Super-injunctions that prevent news organisations from revealing the identities of those involved in legal disputes, or even reporting the fact that reporting restrictions
have been imposed, have emerged recently. They grew out of family cases and then developed further as a result of the privacy law that has come into being in the UK on the back of the right to privacy enshrined in the 1998 Human Rights Act, itself based
on the European convention on human rights.
That law has evolved through a series of high court rulings and was used by Max Mosley, the Formula One chief, last year to win damages from the News of the World when it revealed details about his sex
life. But this privacy law, welcomed by some as a way of protecting against tabloid intrusion, has further boosted the use of injunctions whose terms of reference are far wider than ever before.
Libel lawyers Carter-Ruck and Schillings have proved
adept at persuading judges that injunctions should now be granted on privacy grounds. Some tabloid newspapers are being served with a handful of such orders each week, according to media lawyers.

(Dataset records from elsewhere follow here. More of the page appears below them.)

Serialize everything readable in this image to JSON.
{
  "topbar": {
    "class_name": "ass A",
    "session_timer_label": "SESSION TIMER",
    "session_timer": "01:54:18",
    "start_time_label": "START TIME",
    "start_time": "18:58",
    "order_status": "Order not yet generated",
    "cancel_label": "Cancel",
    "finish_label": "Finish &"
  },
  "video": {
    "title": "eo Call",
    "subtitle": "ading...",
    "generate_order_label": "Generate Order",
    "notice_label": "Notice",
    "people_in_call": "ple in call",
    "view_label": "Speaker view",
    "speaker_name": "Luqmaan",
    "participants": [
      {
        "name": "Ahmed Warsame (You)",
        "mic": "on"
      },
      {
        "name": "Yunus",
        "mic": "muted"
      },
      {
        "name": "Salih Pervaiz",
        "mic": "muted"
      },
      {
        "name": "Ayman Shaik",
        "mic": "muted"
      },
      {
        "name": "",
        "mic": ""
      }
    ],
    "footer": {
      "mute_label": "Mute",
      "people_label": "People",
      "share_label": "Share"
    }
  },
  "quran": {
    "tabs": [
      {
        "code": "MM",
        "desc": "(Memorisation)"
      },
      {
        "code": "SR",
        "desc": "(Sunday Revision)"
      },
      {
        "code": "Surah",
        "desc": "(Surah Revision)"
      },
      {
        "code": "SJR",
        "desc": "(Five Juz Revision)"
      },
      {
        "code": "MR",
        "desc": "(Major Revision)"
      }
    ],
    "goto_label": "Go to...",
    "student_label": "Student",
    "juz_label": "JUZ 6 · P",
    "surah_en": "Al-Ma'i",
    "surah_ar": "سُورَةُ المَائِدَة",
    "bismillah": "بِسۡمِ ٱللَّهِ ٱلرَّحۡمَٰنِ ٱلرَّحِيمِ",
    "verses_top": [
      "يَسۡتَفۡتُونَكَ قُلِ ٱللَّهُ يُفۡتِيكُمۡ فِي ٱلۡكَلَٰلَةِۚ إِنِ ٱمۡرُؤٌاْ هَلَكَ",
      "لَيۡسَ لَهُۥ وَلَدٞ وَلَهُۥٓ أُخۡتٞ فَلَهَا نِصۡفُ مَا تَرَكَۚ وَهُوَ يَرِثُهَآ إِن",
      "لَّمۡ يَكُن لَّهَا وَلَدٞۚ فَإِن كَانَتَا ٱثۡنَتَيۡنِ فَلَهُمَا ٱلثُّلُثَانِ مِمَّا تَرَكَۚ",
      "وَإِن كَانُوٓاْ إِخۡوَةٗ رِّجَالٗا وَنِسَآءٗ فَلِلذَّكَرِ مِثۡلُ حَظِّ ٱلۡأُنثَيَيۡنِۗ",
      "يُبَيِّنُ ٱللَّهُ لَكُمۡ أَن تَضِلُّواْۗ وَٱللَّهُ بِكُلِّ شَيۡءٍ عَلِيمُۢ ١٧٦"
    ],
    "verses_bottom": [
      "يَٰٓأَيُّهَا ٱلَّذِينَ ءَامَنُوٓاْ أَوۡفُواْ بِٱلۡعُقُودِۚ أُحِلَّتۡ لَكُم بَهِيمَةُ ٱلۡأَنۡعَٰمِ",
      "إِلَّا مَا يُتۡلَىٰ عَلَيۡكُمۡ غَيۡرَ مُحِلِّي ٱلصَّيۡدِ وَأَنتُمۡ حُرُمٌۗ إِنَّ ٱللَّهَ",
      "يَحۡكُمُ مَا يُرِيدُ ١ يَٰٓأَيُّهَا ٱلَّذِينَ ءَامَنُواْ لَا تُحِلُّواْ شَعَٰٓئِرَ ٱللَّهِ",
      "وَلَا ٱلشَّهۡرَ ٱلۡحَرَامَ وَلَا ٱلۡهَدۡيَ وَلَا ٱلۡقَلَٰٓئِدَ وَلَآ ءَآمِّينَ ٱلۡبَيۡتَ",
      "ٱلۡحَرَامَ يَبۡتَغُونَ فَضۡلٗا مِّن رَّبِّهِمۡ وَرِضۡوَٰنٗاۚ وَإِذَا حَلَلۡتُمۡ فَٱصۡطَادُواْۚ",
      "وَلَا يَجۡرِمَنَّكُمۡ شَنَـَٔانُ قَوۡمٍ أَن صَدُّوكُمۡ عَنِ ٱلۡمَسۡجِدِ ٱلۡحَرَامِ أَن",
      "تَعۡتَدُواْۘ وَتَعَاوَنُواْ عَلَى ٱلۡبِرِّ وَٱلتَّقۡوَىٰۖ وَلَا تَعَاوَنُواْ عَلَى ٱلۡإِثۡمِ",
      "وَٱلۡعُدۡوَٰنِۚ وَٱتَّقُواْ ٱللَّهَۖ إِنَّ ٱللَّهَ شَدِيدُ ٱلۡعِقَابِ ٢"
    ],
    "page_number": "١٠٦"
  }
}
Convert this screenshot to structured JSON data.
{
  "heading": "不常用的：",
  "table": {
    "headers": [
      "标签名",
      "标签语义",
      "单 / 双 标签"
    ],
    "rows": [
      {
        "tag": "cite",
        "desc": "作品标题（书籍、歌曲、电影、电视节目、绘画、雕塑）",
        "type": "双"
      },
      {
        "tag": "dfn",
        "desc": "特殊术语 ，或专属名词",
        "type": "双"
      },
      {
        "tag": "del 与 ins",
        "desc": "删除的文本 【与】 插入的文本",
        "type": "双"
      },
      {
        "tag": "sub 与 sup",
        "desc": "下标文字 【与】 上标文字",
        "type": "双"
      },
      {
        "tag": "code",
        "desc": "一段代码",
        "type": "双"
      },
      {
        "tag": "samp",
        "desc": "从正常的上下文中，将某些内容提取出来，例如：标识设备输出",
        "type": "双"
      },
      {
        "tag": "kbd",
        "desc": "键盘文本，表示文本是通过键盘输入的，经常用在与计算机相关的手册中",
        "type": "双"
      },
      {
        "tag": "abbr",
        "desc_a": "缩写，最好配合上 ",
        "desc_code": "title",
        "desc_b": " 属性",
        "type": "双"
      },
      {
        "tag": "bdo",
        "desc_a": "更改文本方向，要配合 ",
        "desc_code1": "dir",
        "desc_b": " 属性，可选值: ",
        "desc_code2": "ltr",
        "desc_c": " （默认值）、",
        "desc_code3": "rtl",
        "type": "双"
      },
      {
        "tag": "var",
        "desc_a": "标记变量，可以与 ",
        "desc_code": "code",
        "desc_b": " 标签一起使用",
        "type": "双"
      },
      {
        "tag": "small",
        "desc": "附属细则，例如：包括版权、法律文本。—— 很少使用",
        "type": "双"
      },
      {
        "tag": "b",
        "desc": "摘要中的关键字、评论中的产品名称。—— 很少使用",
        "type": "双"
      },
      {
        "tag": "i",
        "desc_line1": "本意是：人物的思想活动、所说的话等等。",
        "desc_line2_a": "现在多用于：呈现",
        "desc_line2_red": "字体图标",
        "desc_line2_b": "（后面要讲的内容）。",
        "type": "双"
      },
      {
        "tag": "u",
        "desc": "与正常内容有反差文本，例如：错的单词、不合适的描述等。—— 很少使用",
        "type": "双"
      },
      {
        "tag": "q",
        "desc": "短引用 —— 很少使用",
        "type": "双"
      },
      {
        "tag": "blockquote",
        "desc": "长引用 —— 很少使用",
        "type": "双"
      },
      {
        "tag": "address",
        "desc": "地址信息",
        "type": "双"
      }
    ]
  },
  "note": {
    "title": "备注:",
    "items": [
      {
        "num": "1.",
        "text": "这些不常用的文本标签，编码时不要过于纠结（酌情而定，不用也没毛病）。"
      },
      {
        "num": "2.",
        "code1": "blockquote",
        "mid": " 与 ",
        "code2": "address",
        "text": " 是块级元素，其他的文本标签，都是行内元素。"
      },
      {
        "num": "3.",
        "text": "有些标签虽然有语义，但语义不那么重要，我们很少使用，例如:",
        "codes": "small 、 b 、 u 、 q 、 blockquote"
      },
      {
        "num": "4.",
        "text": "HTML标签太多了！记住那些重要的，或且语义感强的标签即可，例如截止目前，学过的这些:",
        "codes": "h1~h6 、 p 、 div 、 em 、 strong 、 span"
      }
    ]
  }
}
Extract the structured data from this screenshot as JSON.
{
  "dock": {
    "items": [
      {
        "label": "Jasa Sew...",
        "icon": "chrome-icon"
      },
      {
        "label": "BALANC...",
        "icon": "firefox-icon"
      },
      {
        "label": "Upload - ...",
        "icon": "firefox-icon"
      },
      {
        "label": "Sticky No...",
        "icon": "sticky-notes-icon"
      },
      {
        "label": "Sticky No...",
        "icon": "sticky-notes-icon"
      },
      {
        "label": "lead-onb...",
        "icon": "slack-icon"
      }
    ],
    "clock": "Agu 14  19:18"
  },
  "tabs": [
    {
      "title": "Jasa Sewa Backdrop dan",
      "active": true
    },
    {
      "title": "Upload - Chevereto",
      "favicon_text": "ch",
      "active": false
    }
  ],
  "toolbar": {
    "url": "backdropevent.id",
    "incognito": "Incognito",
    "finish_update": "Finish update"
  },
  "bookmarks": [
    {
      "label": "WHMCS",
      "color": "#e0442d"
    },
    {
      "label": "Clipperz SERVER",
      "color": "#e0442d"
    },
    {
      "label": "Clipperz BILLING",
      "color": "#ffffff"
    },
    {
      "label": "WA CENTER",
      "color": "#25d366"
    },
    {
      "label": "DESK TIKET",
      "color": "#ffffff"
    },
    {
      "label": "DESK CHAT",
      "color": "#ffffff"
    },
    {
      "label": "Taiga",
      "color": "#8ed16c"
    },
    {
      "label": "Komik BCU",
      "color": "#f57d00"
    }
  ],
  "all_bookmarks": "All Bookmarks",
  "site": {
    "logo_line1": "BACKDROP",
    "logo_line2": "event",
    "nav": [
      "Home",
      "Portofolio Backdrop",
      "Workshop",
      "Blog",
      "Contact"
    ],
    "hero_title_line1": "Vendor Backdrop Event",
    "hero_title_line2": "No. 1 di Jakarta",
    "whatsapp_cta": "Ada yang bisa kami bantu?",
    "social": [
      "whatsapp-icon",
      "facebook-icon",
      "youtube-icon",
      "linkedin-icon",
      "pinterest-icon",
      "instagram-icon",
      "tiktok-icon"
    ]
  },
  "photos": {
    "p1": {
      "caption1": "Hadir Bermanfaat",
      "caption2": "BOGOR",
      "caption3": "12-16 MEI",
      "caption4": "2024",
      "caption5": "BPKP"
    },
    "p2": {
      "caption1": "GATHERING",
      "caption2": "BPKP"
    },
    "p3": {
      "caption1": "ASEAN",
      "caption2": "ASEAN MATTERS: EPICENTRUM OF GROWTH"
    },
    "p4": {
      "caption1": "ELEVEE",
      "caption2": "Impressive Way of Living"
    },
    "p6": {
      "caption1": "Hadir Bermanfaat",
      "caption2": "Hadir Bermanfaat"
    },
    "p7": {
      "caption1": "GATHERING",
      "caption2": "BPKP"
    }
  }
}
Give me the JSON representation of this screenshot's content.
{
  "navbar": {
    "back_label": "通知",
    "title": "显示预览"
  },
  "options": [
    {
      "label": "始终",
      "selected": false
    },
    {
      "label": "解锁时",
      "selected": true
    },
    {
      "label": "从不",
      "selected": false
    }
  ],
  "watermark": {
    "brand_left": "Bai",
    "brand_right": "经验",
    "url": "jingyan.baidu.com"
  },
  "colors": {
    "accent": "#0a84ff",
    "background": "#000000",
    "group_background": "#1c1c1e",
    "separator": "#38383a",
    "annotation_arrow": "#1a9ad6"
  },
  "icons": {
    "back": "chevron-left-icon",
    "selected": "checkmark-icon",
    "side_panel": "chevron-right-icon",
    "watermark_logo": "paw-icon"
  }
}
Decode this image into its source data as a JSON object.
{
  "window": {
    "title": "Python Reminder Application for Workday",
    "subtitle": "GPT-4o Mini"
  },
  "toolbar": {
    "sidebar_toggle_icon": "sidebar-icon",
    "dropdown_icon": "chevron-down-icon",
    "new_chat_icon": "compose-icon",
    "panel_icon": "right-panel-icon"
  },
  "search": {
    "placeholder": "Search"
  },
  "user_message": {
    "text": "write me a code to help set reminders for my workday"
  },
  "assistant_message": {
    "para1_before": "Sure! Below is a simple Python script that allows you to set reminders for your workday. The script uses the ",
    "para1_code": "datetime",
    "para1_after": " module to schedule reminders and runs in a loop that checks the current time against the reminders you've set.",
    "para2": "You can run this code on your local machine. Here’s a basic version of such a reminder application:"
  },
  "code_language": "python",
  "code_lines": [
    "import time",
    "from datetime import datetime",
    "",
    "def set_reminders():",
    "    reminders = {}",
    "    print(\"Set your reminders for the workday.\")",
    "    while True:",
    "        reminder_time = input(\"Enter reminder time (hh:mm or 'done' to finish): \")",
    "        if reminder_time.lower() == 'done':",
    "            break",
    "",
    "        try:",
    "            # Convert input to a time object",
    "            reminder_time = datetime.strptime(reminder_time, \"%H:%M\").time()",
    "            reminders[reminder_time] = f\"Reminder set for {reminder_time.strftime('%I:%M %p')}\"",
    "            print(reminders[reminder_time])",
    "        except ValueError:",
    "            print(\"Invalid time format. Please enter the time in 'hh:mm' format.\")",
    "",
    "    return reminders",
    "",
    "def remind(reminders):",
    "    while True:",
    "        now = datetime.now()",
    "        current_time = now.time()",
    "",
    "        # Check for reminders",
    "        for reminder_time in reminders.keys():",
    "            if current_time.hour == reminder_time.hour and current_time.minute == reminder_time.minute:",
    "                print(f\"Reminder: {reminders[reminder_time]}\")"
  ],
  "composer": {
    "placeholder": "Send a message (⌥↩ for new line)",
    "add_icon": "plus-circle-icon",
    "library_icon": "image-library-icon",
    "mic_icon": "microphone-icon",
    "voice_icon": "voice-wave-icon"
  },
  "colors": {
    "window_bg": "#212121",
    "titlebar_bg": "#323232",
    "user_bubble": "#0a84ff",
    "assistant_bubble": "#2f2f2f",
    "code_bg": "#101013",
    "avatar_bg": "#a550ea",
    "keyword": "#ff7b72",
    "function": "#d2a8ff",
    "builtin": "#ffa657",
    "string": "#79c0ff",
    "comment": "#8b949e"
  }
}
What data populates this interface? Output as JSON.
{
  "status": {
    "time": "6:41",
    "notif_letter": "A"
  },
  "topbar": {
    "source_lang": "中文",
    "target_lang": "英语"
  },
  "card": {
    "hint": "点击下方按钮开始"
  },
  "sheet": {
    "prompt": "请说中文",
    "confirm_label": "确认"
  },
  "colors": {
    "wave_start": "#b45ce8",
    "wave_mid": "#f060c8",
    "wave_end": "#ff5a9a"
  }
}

The Guardian has been served with at least 12
notices of injunctions that could not be reported so far this year, compared with six in the whole of 2006 and five the year before.
Update: Injunction Lifted
October 2009. Based on article from telegraph.co.uk
A suppressed report which details how an oil company dumped toxic waste in Africa that may cause serious burns has now been released following a parliamentary row over freedom of speech.
The study commissioned just weeks after the incident in West
Africa concluded that the dumping would have been illegal under European pollution laws and suggests that the likely cause of the illness reported by locals was the significant release of potentially lethal gas.
The report had been
kept secret after Trafigura, one of the world's largest independent oil trading firms, obtained a super injunction that threatened the centuries-old privilege of newspapers to report what MPs can say freely in the Commons.
On Friday night,
as the High Court gagging order was lifted, senior figures at Trafigura admitted their approach may have been heavy-handed and insisted it had not been their intention to try to gag Parliament.